Fakat fakir kimsenin bu takdirde kesmesi gerekir. Çünkü onun satın aldığı kurban, adak niteliğinde belirli hale gelmiş ve kendisine vacip olmadığı halde bu kurbanı üzerine borç haline getirmiştir.

Kurban için alınan hayvan, kaybolduktan veya çalındıktan sonra yerine başka hayvan alınıp da daha sonra bayram günleri çıkmadan bulunsa, eğer sahibi zenginse bunlardan dilediğini kurban eder.

Ancak sonradan aldığının kıymeti eksik olduğu halde onu keserse, aradaki eksik miktarı tasadduk eder. Fakat fakir ise her ikisini de kesmesi gerekir. Çünkü bunlar onun hakkında adak kurbanı niteliğindedir. Bununla birlikte bir görüşe göre yalnız birisini kesmesi de yeterlidir.

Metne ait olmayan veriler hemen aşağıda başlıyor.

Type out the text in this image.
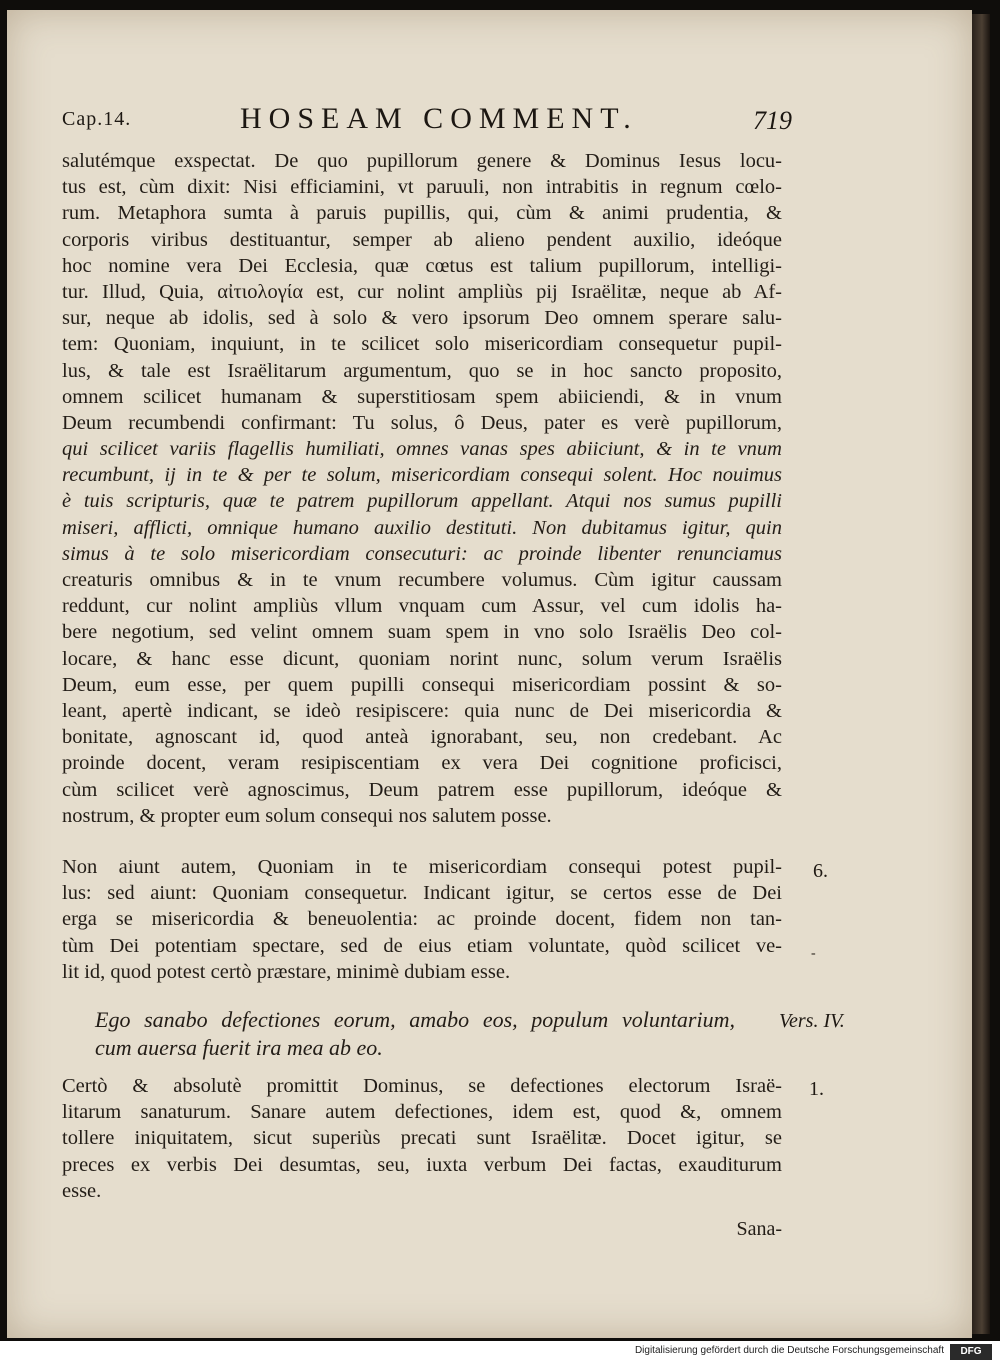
Cap.14.	HOSEAM COMMENT.	719
salutémque exspectat. De quo pupillorum genere & Dominus Iesus locu-
tus est, cùm dixit: Nisi efficiamini, vt paruuli, non intrabitis in regnum cœlo-
rum. Metaphora sumta à paruis pupillis, qui, cùm & animi prudentia, &
corporis viribus destituantur, semper ab alieno pendent auxilio, ideóque
hoc nomine vera Dei Ecclesia, quæ cœtus est talium pupillorum, intelligi-
tur. Illud, Quia, αἰτιολογία est, cur nolint ampliùs pij Israëlitæ, neque ab Af-
sur, neque ab idolis, sed à solo & vero ipsorum Deo omnem sperare salu-
tem: Quoniam, inquiunt, in te scilicet solo misericordiam consequetur pupil-
lus, & tale est Israëlitarum argumentum, quo se in hoc sancto proposito,
omnem scilicet humanam & superstitiosam spem abiiciendi, & in vnum
Deum recumbendi confirmant: Tu solus, ô Deus, pater es verè pupillorum,
qui scilicet variis flagellis humiliati, omnes vanas spes abiiciunt, & in te vnum
recumbunt, ij in te & per te solum, misericordiam consequi solent. Hoc nouimus
è tuis scripturis, quæ te patrem pupillorum appellant. Atqui nos sumus pupilli
miseri, afflicti, omnique humano auxilio destituti. Non dubitamus igitur, quin
simus à te solo misericordiam consecuturi: ac proinde libenter renunciamus
creaturis omnibus & in te vnum recumbere volumus. Cùm igitur caussam
reddunt, cur nolint ampliùs vllum vnquam cum Assur, vel cum idolis ha-
bere negotium, sed velint omnem suam spem in vno solo Israëlis Deo col-
locare, & hanc esse dicunt, quoniam norint nunc, solum verum Israëlis
Deum, eum esse, per quem pupilli consequi misericordiam possint & so-
leant, apertè indicant, se ideò resipiscere: quia nunc de Dei misericordia &
bonitate, agnoscant id, quod anteà ignorabant, seu, non credebant. Ac
proinde docent, veram resipiscentiam ex vera Dei cognitione proficisci,
cùm scilicet verè agnoscimus, Deum patrem esse pupillorum, ideóque &
nostrum, & propter eum solum consequi nos salutem posse.
Non aiunt autem, Quoniam in te misericordiam consequi potest pupil-
lus: sed aiunt: Quoniam consequetur. Indicant igitur, se certos esse de Dei
erga se misericordia & beneuolentia: ac proinde docent, fidem non tan-
tùm Dei potentiam spectare, sed de eius etiam voluntate, quòd scilicet ve-
lit id, quod potest certò præstare, minimè dubiam esse.
Ego sanabo defectiones eorum, amabo eos, populum voluntarium,
cum auersa fuerit ira mea ab eo.
Certò & absolutè promittit Dominus, se defectiones electorum Israë-
litarum sanaturum. Sanare autem defectiones, idem est, quod &, omnem
tollere iniquitatem, sicut superiùs precati sunt Israëlitæ. Docet igitur, se
preces ex verbis Dei desumtas, seu, iuxta verbum Dei factas, exauditurum
esse.
6.
-
Vers. IV.
1.
Sana-
Digitalisierung gefördert durch die Deutsche Forschungsgemeinschaft	DFG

Kaybolan kurbanlık hayvan yerine alınan ikinci kurbanlık hayvan henüz kesilmeden kurban kesme günleri geçtikten sonra önce kurbanlık bulunsa sahibi bunlardan hiçbirini kesmez, belki bunların en değerlisini tasadduk eder.

 
Kurban nasıl kesilir?

Kurban edilecek hayvan ite-kaka değil, inicitilmeden kesilecek yere götürülmelidir. Kurban kesmek için bıçak önceden bilenip hazırlanır ve hayvanın göremeyeceği bir yere konulur. Sonra hayvan ayakları ve yüzü kıbleye gelecek şekilde sol tarafına yatırılır. Hayvanın sağ arka ayağı serbest kalmak şartıyla diğer ayakları bağlanır. Bundan sonra tekbir ve tehlil getirilir. Arkasından “Bismillahi Allahü ekber” denilerek, hayvanın boynuna bıçak vurulur. Nefes ve yemek boruları ile şahdamarı denilen iki anadamarı kesilir. İlik bu ilk darbelerde kesilmeyerek, kanın iyice boşalması ve hayvanın canının çıkması beklenmelidir. Hayvanın canının iyice çıktığına kanâat getirildikten sonra, ilik kesilerek başı koparılmalı, hayvanın yüzülmesine başlanmalıdır. Aksi halde hayvan acı duyacağından mekruhtur. Sığır, manda, koyun ve keçi çene altından, deve ise göğsünden boğazlanır. Bunların aksini yapmak mekruhtur.

Hayvanı elinden gelirse, kurban sahibinin kendisinin kesmesi menduptur. Kendisi kesemezse, bir müslümana kestirir, kendisi de başında bulunmalı ve şu ayeti okumalıdır. “Kul inne salati ve nüsüki ve mahyaye ve memati lillahi rabbi’l-Alemine la şerike lehu.”

“Şüphesiz benim namazım, kurbanım ve diğer ibadetlerim, diriliğim ve ölümüm alemlerin Rabbı olan Allah içindir. O’nun ortağı yoktur.”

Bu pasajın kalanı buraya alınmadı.